The question now is whether inflation can fade fully — getting back to something near the Fed’s 2 percent goal and staying there — without a bigger economic slowdown.
Multiple data points and anecdotes, from retail sales figures to some company earnings calls, have suggested that American consumers are managing to keep spending despite higher borrowing costs, which have made it more expensive to make big purchases on borrowed money.
Friday’s report also contained good news for the Fed when it comes to consumption: It suggested that while consumers are still hanging in there, they are not opening their wallets as enthusiastically as they had before. The report showed that personal consumption expenditures climbed 0.4 percent in August from a month before, a slowdown from July and softer than what economists had expected.

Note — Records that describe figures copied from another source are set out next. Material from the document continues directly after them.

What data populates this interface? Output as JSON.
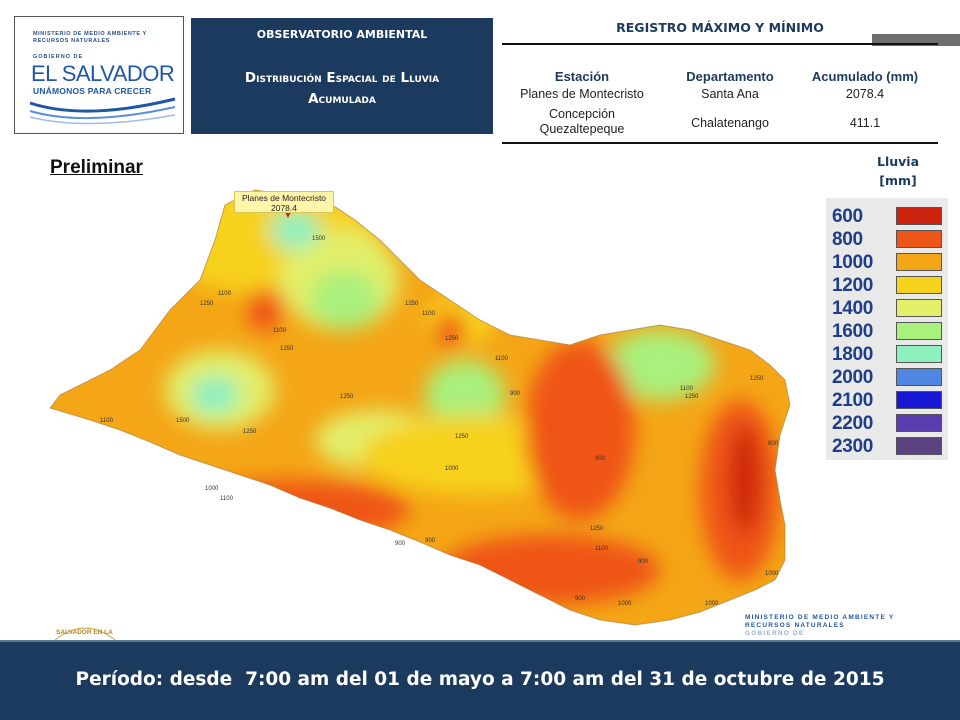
{
  "logo": {
    "ministry": "MINISTERIO DE MEDIO AMBIENTE Y RECURSOS NATURALES",
    "gobierno": "GOBIERNO DE",
    "country": "EL SALVADOR",
    "slogan": "UNÁMONOS PARA CRECER"
  },
  "header": {
    "observatory": "OBSERVATORIO AMBIENTAL",
    "title": "Distribución Espacial de Lluvia Acumulada"
  },
  "record_table": {
    "title": "REGISTRO MÁXIMO Y MÍNIMO",
    "columns": [
      "Estación",
      "Departamento",
      "Acumulado (mm)"
    ],
    "rows": [
      [
        "Planes de Montecristo",
        "Santa Ana",
        "2078.4"
      ],
      [
        "Concepción Quezaltepeque",
        "Chalatenango",
        "411.1"
      ]
    ]
  },
  "map": {
    "status": "Preliminar",
    "callout_station": "Planes de Montecristo",
    "callout_value": "2078.4",
    "contour_labels": [
      "1500",
      "1250",
      "1100",
      "1250",
      "1100",
      "1250",
      "1100",
      "1500",
      "1250",
      "1250",
      "1100",
      "1250",
      "1000",
      "1100",
      "1000",
      "900",
      "900",
      "1250",
      "1100",
      "900",
      "1250",
      "1100",
      "900",
      "1000",
      "900",
      "1000",
      "1000",
      "800",
      "900",
      "1100",
      "1250",
      "1250",
      "800"
    ]
  },
  "legend": {
    "title_line1": "Lluvia",
    "title_line2": "[mm]",
    "items": [
      {
        "label": "600",
        "color": "#cc2410"
      },
      {
        "label": "800",
        "color": "#ef5516"
      },
      {
        "label": "1000",
        "color": "#f4a616"
      },
      {
        "label": "1200",
        "color": "#f7d21c"
      },
      {
        "label": "1400",
        "color": "#e2ef6a"
      },
      {
        "label": "1600",
        "color": "#a9f07c"
      },
      {
        "label": "1800",
        "color": "#8ff0bf"
      },
      {
        "label": "2000",
        "color": "#4f86e2"
      },
      {
        "label": "2100",
        "color": "#1717d6"
      },
      {
        "label": "2200",
        "color": "#5a3cae"
      },
      {
        "label": "2300",
        "color": "#5b4382"
      }
    ]
  },
  "footer": {
    "emblem_text": "SALVADOR EN LA",
    "ministry_text": "MINISTERIO DE MEDIO AMBIENTE Y RECURSOS NATURALES",
    "gobierno_text": "GOBIERNO DE",
    "period": "Período: desde  7:00 am del 01 de mayo a 7:00 am del 31 de octubre de 2015"
  }
}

Spending eked out only a small, 0.1 percent increase after adjusting for inflation.
Historically, it has been difficult for the Fed to wrestle inflation lower without causing a big economic slowdown. Companies will generally raise prices if they can, so it requires slower demand to force them to stop. Fed policy is a blunt tool, so it is hard to calibrate it exactly.
But increasingly, central bankers have been signaling that they are hopeful they will be able to pull off a rare “soft landing,” cooling price increases without killing growth.
“At the end of the day, we will get inflation back to our target, whatever that takes,” Austan Goolsbee, the president of the Federal Reserve Bank of Chicago, said during a speech this week. “But we also can’t lose sight of the fact that the Fed has the chance to achieve something quite rare in the history of central banks: to defeat inflation without tanking the economy.”